Maybe I shouldn’t have blogged this…
Haha, let’s get real though. No one from MPAA reads my blog…right?
X-posted at Human Potential.

4 responses so far ↓
Michael // November 13, 2008 at 2:01 pm |
No srsly, you shouldn’t have blogged this.
What I love about BitTorrent these days is that its moved towards private sites, invite-only groups that pride themselves on quality and community. They have strict rules on who is even allowed to invite people (think: you gotta pay your dues first), all designed to protect its members and promote sharing. Spies from the MPAA / RIAA invading public trackers (how do you think I got that cease and desist in college?) and the fall of Oink have ultimately proved, once-again, that trying to stamp out this kind of illegal activity only manages to push it further underground. Oink is the modern-day BT martyr, and motivated the BitTorrent community to rally together; Oink’s replacements are already larger than Oink ever was
I truly believe in world of DRM-free, HD content, piracy will fade from what it is now. We’ve already seen some of this with iTunes (music piracy is still around obviously, but the casual pirate has certainly proved willing to go the legal route). But until then, I dont see how you can convince someone to pay (too much) for crippled, low-res content when they can get the real deal (Holyfield) for the price of sharing what they get with friends.

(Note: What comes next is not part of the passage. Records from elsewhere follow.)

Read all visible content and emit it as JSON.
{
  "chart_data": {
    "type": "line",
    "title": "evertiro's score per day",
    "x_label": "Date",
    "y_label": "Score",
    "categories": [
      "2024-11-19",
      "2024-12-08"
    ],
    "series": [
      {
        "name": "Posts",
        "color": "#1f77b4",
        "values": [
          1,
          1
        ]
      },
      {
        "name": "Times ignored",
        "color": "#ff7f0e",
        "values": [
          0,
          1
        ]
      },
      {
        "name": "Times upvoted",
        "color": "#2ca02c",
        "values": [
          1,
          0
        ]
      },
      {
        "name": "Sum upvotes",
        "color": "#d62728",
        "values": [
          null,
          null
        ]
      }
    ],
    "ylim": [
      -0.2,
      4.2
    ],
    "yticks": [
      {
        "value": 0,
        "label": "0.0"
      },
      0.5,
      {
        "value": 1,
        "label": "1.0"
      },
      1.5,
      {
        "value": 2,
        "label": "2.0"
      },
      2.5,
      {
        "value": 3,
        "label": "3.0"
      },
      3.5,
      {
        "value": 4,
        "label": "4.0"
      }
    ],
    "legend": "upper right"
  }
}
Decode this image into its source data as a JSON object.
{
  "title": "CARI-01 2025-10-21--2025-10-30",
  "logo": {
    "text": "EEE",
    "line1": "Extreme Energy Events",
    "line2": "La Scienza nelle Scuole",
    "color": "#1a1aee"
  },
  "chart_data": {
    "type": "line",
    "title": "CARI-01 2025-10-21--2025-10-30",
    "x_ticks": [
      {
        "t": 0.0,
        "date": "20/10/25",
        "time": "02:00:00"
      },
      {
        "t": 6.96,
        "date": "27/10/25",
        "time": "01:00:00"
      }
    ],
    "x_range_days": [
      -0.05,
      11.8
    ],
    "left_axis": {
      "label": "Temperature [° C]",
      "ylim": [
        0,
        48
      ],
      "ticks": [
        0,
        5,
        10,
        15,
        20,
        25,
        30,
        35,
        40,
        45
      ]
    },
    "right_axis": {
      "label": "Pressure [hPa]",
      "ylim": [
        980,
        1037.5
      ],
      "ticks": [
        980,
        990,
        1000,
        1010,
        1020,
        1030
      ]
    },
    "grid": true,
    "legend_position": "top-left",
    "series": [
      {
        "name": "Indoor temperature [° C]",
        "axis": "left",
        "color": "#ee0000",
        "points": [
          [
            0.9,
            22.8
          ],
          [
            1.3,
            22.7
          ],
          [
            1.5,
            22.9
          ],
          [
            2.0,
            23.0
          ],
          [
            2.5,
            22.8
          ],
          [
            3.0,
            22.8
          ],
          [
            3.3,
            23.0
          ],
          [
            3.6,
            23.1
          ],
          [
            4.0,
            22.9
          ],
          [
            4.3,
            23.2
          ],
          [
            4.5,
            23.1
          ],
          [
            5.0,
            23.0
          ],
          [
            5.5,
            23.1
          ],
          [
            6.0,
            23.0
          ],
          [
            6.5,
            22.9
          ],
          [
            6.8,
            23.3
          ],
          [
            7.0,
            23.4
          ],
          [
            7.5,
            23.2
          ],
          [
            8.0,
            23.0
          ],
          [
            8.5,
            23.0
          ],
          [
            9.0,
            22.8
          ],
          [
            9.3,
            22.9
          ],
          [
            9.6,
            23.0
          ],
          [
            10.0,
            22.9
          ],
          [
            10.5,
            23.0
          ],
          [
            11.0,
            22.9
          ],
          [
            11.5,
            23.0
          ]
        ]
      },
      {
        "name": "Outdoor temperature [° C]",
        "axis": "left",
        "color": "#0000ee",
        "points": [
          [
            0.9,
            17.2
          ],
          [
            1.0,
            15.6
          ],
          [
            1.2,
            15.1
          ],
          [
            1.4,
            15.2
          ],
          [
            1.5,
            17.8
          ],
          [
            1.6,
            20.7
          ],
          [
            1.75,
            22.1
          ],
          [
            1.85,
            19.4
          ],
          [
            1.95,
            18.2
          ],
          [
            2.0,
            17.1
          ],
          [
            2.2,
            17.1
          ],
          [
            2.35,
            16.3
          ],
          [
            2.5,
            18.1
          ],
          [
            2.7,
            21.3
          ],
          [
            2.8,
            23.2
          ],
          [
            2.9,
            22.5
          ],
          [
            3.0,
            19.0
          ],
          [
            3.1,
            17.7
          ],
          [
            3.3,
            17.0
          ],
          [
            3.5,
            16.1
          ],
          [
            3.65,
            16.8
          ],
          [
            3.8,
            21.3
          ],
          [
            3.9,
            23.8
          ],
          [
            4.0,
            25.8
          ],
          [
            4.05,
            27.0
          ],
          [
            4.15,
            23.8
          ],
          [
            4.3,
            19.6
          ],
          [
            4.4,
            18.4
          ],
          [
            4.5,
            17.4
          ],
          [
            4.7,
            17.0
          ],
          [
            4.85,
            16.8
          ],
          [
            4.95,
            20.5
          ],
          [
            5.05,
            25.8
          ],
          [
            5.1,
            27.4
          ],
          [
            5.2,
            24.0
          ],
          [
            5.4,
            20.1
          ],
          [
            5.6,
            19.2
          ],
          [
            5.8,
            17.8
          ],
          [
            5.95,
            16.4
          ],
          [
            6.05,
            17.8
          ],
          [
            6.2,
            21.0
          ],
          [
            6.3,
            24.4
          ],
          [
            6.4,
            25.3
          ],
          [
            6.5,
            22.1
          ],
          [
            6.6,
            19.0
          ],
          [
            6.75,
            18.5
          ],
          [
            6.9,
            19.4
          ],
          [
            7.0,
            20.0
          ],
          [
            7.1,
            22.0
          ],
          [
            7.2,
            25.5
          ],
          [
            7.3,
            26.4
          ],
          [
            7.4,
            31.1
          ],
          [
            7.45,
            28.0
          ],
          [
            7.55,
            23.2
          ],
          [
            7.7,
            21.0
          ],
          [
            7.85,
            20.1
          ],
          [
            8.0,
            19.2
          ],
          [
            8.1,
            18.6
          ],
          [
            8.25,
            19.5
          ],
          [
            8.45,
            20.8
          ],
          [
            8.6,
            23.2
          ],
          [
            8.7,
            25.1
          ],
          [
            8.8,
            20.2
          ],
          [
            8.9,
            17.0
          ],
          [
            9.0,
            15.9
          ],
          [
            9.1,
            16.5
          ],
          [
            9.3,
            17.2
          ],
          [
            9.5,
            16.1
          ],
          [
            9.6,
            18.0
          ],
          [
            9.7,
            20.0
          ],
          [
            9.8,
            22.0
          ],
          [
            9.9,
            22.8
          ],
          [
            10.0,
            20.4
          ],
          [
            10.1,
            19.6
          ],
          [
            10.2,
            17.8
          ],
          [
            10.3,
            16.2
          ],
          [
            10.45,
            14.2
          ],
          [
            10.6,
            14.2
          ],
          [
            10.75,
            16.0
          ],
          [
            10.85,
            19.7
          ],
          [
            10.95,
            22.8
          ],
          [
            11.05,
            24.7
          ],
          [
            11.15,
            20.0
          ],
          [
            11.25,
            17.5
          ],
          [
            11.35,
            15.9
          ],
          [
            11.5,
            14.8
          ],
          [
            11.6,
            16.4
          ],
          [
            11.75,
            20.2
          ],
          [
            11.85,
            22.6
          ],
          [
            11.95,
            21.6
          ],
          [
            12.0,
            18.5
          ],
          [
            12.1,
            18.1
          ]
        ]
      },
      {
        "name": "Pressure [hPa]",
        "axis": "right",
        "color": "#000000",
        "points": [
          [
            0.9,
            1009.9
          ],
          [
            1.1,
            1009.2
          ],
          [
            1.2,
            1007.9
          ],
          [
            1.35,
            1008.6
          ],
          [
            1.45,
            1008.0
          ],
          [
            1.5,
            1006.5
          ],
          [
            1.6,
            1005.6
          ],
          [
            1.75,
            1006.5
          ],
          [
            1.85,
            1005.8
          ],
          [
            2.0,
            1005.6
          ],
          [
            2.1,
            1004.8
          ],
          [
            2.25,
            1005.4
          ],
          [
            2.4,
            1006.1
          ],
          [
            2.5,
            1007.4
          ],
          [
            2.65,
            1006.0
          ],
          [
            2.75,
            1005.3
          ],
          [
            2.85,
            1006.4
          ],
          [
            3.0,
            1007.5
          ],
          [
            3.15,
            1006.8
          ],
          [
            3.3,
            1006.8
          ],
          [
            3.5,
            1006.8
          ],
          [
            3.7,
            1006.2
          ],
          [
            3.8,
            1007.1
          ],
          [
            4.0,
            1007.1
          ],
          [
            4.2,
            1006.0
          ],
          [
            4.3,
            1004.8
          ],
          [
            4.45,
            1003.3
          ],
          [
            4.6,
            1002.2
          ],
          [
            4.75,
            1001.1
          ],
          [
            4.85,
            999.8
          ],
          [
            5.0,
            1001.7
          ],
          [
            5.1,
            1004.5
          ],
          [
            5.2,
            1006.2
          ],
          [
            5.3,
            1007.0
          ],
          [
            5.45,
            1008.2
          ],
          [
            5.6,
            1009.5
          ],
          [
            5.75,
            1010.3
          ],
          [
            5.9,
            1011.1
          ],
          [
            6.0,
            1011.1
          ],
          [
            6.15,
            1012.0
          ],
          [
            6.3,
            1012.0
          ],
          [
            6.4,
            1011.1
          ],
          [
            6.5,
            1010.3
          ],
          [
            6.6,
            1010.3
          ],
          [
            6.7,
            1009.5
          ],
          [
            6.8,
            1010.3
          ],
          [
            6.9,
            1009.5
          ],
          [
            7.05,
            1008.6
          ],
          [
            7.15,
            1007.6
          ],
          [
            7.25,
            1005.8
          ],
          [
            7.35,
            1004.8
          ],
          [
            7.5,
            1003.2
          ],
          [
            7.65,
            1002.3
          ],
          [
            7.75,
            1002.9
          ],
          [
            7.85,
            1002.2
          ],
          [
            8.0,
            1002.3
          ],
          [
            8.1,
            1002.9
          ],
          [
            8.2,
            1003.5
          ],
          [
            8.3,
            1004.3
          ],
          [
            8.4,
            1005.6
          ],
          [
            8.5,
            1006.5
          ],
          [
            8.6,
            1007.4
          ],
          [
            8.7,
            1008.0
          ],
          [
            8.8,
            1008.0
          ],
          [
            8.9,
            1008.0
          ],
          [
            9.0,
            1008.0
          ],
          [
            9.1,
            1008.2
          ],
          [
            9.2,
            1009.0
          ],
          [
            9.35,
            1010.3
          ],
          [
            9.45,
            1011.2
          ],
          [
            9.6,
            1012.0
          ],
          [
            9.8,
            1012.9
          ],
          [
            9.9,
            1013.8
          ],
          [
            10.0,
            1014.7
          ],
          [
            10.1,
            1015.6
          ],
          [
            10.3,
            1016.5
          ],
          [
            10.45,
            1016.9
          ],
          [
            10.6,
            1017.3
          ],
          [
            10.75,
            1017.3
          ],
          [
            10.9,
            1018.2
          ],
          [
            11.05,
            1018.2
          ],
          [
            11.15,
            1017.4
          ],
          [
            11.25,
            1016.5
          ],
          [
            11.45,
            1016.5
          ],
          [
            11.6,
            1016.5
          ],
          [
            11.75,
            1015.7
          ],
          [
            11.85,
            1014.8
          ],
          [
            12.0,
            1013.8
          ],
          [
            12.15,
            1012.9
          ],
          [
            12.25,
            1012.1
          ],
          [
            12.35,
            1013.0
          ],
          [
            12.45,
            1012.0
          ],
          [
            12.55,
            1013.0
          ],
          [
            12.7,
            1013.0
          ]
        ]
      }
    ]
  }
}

SH // November 13, 2008 at 8:02 pm |
Exactly Mike. I think the new frontier of pay-for-play will be at the level of resolution (as you alluded to) or something like that.

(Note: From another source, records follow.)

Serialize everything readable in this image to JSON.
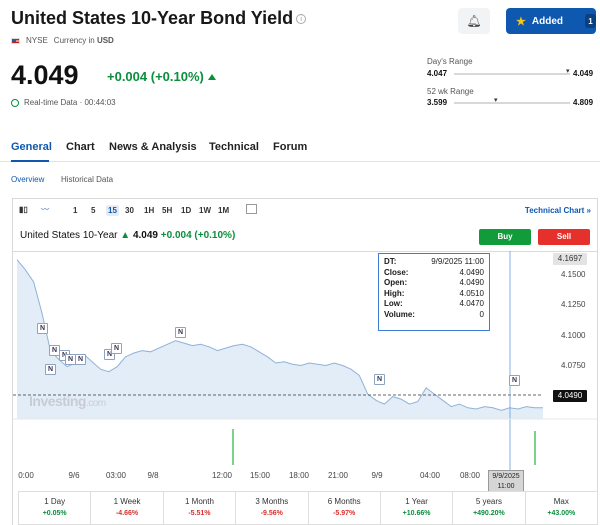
{
  "header": {
    "title": "United States 10-Year Bond Yield",
    "exchange": "NYSE",
    "currency_label": "Currency in",
    "currency": "USD",
    "added_label": "Added",
    "added_count": "1"
  },
  "quote": {
    "price": "4.049",
    "change": "+0.004 (+0.10%)",
    "realtime": "Real-time Data · 00:44:03"
  },
  "ranges": {
    "days_label": "Day's Range",
    "days_low": "4.047",
    "days_high": "4.049",
    "wk52_label": "52 wk Range",
    "wk52_low": "3.599",
    "wk52_high": "4.809"
  },
  "tabs": [
    "General",
    "Chart",
    "News & Analysis",
    "Technical",
    "Forum"
  ],
  "subtabs": [
    "Overview",
    "Historical Data"
  ],
  "toolbar": {
    "timeframes": [
      "1",
      "5",
      "15",
      "30",
      "1H",
      "5H",
      "1D",
      "1W",
      "1M"
    ],
    "selected": "15",
    "technical_chart": "Technical Chart »"
  },
  "chart_header": {
    "name": "United States 10-Year",
    "price": "4.049",
    "change": "+0.004",
    "pct": "(+0.10%)",
    "buy": "Buy",
    "sell": "Sell"
  },
  "tooltip": {
    "dt_label": "DT:",
    "dt": "9/9/2025 11:00",
    "close_label": "Close:",
    "close": "4.0490",
    "open_label": "Open:",
    "open": "4.0490",
    "high_label": "High:",
    "high": "4.0510",
    "low_label": "Low:",
    "low": "4.0470",
    "volume_label": "Volume:",
    "volume": "0"
  },
  "watermark": {
    "main": "Investing",
    "suffix": ".com"
  },
  "chart_data": {
    "type": "area",
    "yticks": [
      "4.1500",
      "4.1250",
      "4.1000",
      "4.0750"
    ],
    "ymax_label": "4.1697",
    "current_label": "4.0490",
    "ylim": [
      4.04,
      4.175
    ],
    "xticks": [
      "0:00",
      "9/6",
      "03:00",
      "9/8",
      "12:00",
      "15:00",
      "18:00",
      "21:00",
      "9/9",
      "04:00",
      "08:00"
    ],
    "crosshair_label": "9/9/2025 11:00",
    "values": [
      4.168,
      4.16,
      4.15,
      4.125,
      4.095,
      4.088,
      4.082,
      4.085,
      4.092,
      4.086,
      4.08,
      4.078,
      4.082,
      4.09,
      4.093,
      4.095,
      4.094,
      4.097,
      4.1,
      4.103,
      4.101,
      4.099,
      4.1,
      4.098,
      4.095,
      4.097,
      4.099,
      4.1,
      4.098,
      4.094,
      4.09,
      4.085,
      4.086,
      4.084,
      4.083,
      4.085,
      4.084,
      4.083,
      4.085,
      4.083,
      4.08,
      4.075,
      4.06,
      4.055,
      4.052,
      4.058,
      4.056,
      4.052,
      4.054,
      4.065,
      4.06,
      4.055,
      4.05,
      4.052,
      4.049,
      4.048,
      4.05,
      4.049,
      4.047,
      4.049,
      4.048,
      4.05,
      4.049,
      4.049
    ]
  },
  "performance": [
    {
      "label": "1 Day",
      "value": "+0.05%",
      "dir": "pos"
    },
    {
      "label": "1 Week",
      "value": "-4.66%",
      "dir": "neg"
    },
    {
      "label": "1 Month",
      "value": "-5.51%",
      "dir": "neg"
    },
    {
      "label": "3 Months",
      "value": "-9.56%",
      "dir": "neg"
    },
    {
      "label": "6 Months",
      "value": "-5.97%",
      "dir": "neg"
    },
    {
      "label": "1 Year",
      "value": "+10.66%",
      "dir": "pos"
    },
    {
      "label": "5 years",
      "value": "+490.20%",
      "dir": "pos"
    },
    {
      "label": "Max",
      "value": "+43.00%",
      "dir": "pos"
    }
  ],
  "colors": {
    "accent": "#0e58b0",
    "up": "#0a8f3c",
    "down": "#d9302c"
  }
}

VERRRRY good point about Oink. Their replacements are so much bigger. I think what will also happen is that the film industry–the entire cinematic apparatus–must change course or it will secure its own eventual decline (which is not imminent but it will come sooner than later). I’m not sure how long people will continue to pay $12 for a movie.
What do you think?
mingdynasty // November 14, 2008 at 3:12 am |
yo Han.
Im on that chino time. reading your blog for the first time.
Hope all is well.
Ming
Michael // November 17, 2008 at 5:01 pm |
I think $12 is crazy. I can watch a kazillion movies on Netflix for a very low monthly fee, I think at my current rate it averages around $.80 a movie. That’s what I’m talkin about. They’ve obviously succeeded with that model (I know in part, because a lot of people dont average eighty cents per movie), we just gotta wait for the rest of em to catch on.